Ablation of temperature \(T\) (Appendix A.5): When \(T\) is too small, it approaches hard thresholds and gradients vanish; when \(T\) is too large, the over-softening deviates from the target. A medium temperature is optimal.

Key Findings

  • COAT achieves the best Coverage Gap in all experimental combinations while still satisfying marginal coverage (≈ target \(1-\alpha\)); the two are not in conflict.
  • The COAT training loss converges quickly and stably near 0 across four different base segmentation models (Figure 5).
  • Qualitative visualization (Figure 3/4): While CRC shows an FNR as high as 0.613 on hard images, COAT controls almost all images near the target FNR.
  • The improvement is relatively smaller on the Fire dataset (due to lower variance in image difficulty), highlighting that the method's advantages are more prominent on highly heterogeneous datasets.

Highlights & Insights

  • Clean Differentiability: Replacing the non-differentiable indicator function with a sigmoid soft mask is simple yet enables differentiability for the entire TPR, turning "direct coverage optimization" from a theoretical possibility into an engineering reality.
  • Complete Theoretical Guarantees: COAT does not abandon marginal guarantees—it uses the post-hoc calibration correction \(t'\) to recover CRC's finite-sample theory, achieving "conditional coverage optimization + marginal guarantee layering."
  • Model Agnosticism: \(f_D\) takes the probability maps of any segmentation model as input.
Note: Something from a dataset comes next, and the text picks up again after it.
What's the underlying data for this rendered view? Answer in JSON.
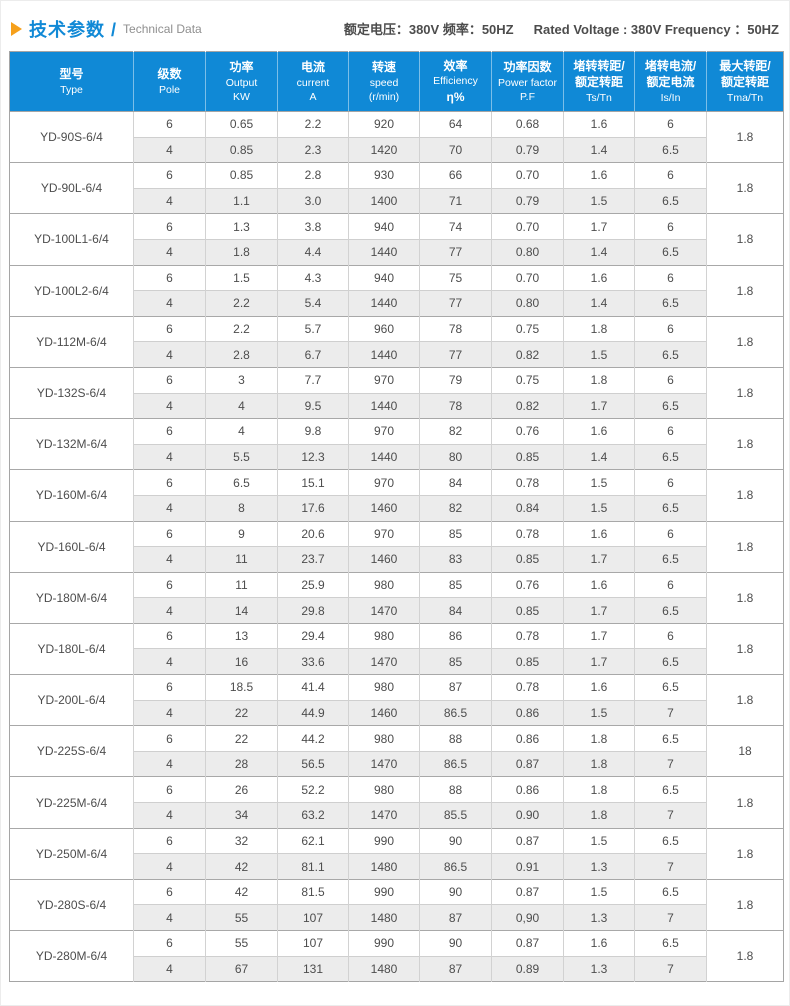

It requires no changes to the base model and can serve as a plug-and-play post-processing module.
  • Introduction of the Coverage Gap Metric: Measuring the quality of conditional coverage using the difference between per-image coverage and target coverage provides a finer granularity than marginal coverage and is worth adopting.

Limitations & Future Work

  • Training \(f_D\) requires an independent \(D_2\) (separated from \(D_1\) used for training the base model), increasing data partitioning complexity and data volume requirements.
  • The temperature \(T\) is a hyperparameter requiring additional tuning; its optimal value depends on the dataset and model, and an adaptive determination scheme is lacking.
  • Currently limited to binary segmentation (foreground/background); the extension of conditional coverage to multi-class semantic segmentation remains to be explored.
  • Theoretical proofs for conditional validity (Appendix A.1) rely on strong distributional assumptions, and the actual guarantee strength is weaker than marginal guarantees.
  • vs. CRC (Angelopoulos et al., 2024): CRC is the foundation of this work and provides marginal guarantees; COAT adds image-level adaptation on top of it to bridge the gap in conditional coverage.
  • vs. AA-CRC (Blot et al., 2025): AA-CRC also attempts adaptive thresholding but does not use differentiable optimization; COAT further reduces the Coverage Gap through end-to-end training.
  • vs. SACP (Bereska et al., 2025): SACP adapts in the spatial dimension (pixel neighborhoods), while COAT adapts in the image dimension (whole-image thresholds); the two are complementary.
  • Insights for Segmentation Uncertainty Estimation: The soft-thresholding idea can be extended to other tasks requiring differentiable coverage control, such as conditional coverage control for object detection bounding boxes.

Rating

  • Novelty: ⭐⭐⭐⭐ The construction of a differentiable miscoverage loss is novel, advancing coverage optimization from "calibration post-processing" to a "training objective."
  • Experimental Thoroughness: ⭐⭐⭐⭐ Comprehensive coverage of 24 groups across 3 datasets, 4 models, and 2 \(\alpha\) values, with intuitive qualitative visualizations.
  • Writing Quality: ⭐⭐⭐⭐ Problem modeling is clear, the progression from AT to COAT is logical, and the algorithm pseudocode is complete.
  • Value: ⭐⭐⭐⭐ Directly applicable for uncertainty quantification in high-risk segmentation scenarios like medical imaging and autonomous driving.